Doce meses después, el tenista canadiense saborea la amargura de una temporada marcada por la adversidad, la realidad de que el futuro en este deporte es incontrolable. Tras anunciar su baja en el Masters 1000 de Paris-Bercy, donde debía defender 600 puntos, Raonic firma el finiquito de un año tenístico que le situará en torno al 15º puesto del ranking.
Milos se aleja de la portada de la clasificación, retrocede hasta una posición por la que no ha transitado en los dos últimos años. E indudablemente, los problemas físicos que Raonic ha sufrido en los últimos meses han marcado su caída.

Las graves molestias en su pie derecho quedaron en evidencia con su retirada en los cuartos de final de Montecarlo. Unas semanas después, el jugador canadiense fue operado de un neuroma de Morton en dicho pie, renunciando a los torneos de Roma y Roland Garros.
Regresó en la gira de hierba, pero su cuerpo no respondía. “Todavía tengo molestias en el pie. Cuanto más tiempo de partido pasaba, más difícil era. No había un sitio que no me molestara.
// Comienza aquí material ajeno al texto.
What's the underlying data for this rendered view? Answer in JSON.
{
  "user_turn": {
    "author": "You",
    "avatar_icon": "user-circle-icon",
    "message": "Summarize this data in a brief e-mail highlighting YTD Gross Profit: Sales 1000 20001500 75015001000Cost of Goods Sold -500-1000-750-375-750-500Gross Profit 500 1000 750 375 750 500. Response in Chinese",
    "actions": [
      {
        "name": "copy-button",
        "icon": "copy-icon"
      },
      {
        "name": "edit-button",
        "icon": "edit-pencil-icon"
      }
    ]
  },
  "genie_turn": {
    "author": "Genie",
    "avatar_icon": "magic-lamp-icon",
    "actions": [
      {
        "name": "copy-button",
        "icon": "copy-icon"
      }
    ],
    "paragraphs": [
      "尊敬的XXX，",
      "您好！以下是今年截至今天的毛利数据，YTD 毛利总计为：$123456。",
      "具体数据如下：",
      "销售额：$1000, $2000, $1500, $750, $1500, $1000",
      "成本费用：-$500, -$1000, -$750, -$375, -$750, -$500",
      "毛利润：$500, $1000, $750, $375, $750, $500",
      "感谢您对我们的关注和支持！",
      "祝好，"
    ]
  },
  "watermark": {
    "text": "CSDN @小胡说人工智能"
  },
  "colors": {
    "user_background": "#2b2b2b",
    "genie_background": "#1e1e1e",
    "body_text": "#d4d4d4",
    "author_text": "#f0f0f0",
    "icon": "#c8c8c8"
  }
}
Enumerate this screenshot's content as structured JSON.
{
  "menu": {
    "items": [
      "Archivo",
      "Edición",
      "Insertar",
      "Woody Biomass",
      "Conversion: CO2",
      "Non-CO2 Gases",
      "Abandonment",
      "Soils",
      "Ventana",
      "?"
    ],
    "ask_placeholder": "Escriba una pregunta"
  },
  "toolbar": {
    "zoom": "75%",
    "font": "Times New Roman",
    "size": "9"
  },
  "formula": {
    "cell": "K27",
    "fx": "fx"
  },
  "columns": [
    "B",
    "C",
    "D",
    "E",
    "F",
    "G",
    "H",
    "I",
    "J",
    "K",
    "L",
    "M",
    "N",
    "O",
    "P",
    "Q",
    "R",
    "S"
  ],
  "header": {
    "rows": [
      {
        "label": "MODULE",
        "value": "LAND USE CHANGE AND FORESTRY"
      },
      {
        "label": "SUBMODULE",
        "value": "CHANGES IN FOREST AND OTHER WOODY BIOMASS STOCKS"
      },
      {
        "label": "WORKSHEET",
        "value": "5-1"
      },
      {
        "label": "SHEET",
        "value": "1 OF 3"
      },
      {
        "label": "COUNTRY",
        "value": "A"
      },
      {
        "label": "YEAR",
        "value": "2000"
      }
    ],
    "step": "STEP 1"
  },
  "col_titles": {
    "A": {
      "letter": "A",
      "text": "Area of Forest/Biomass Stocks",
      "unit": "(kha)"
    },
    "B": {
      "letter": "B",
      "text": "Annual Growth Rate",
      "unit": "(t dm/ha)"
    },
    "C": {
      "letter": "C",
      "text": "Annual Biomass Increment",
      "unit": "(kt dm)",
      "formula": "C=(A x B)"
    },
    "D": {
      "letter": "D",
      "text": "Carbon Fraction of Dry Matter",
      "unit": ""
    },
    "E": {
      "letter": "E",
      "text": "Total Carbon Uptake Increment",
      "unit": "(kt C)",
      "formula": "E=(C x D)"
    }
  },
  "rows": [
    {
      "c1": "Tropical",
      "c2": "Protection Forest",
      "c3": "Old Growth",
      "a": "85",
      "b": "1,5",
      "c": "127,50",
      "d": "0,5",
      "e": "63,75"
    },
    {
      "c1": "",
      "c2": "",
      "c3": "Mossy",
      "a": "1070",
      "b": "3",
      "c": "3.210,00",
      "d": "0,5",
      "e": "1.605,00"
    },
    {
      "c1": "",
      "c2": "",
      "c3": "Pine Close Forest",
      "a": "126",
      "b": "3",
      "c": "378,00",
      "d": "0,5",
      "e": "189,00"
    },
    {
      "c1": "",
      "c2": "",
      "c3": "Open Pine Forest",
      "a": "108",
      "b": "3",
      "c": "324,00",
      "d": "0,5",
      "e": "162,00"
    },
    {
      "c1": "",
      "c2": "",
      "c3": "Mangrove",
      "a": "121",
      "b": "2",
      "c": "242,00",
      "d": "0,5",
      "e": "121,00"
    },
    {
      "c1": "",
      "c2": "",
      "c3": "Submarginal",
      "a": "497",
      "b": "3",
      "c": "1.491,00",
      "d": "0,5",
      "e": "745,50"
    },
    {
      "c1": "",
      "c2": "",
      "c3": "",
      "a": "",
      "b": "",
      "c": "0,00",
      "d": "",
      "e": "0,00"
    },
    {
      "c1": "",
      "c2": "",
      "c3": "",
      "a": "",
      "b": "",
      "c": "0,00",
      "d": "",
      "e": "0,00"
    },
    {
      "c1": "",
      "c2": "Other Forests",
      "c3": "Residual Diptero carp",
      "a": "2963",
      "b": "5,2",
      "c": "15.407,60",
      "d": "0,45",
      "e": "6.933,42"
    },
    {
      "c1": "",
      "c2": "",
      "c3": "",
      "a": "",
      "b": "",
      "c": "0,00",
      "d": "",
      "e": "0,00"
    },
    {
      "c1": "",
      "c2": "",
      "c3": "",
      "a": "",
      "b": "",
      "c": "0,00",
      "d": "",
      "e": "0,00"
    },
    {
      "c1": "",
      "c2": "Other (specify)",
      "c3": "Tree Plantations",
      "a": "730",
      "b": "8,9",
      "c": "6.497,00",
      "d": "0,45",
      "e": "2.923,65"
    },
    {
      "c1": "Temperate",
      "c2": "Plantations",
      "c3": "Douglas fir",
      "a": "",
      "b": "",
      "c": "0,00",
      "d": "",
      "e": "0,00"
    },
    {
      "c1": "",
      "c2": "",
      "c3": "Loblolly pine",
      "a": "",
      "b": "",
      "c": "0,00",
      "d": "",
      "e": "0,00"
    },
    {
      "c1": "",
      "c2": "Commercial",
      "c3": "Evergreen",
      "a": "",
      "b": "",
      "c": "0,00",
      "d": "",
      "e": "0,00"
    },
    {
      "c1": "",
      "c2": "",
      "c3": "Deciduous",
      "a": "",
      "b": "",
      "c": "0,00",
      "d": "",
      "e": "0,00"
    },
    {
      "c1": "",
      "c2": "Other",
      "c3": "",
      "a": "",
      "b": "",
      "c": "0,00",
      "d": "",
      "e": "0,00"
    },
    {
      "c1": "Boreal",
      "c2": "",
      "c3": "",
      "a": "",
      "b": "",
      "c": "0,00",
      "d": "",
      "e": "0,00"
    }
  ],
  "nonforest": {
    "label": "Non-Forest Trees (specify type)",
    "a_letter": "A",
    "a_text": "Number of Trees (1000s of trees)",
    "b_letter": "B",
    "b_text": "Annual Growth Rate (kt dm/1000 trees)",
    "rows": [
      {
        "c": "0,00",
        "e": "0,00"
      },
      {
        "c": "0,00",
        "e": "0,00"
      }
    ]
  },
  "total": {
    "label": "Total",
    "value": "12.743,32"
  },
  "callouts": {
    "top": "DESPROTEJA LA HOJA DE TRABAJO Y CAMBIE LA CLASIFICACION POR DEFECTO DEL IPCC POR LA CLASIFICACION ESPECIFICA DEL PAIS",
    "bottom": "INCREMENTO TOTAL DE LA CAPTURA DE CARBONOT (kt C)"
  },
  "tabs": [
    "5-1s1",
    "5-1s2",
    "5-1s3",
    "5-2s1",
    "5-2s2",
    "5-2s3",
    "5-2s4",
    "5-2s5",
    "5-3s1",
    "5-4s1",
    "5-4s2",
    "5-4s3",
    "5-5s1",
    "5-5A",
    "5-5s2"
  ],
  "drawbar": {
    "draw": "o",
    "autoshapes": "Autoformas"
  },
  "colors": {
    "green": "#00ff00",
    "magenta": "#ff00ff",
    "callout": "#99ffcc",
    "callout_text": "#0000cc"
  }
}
Primero, el tobillo, luego la cadera y luego la espalda. Cuando estas cosas no funcionan, fuerzas el hombro demasiado, y entonces el hombro empieza a doler”, declaraba tras su eliminación en la tercera ronda de Wimbledon.

El verdadero Milos tampoco reapareció en los torneos norteamericanos de pista dura. "La última vez que jugué sin dolor fue en el Open de Australia", comentó durante el US Open. Su posterior título en el torneo 250 de San Petersburgo sólo dio lugar a una tímida sonrisa en un año de preocupación y tristeza.
Ahora, su espalda le dice que no compita en París. Termina el sufrimiento de esta temporada en la pista. El cuerpo de Raonic exige descanso. Comienza la fase de recuperación, empiezan los días de sacrificio en el anonimato junto a Riccardo Piatti e Ivan Ljubicic. De otra forma, continúa el dolor de Milos.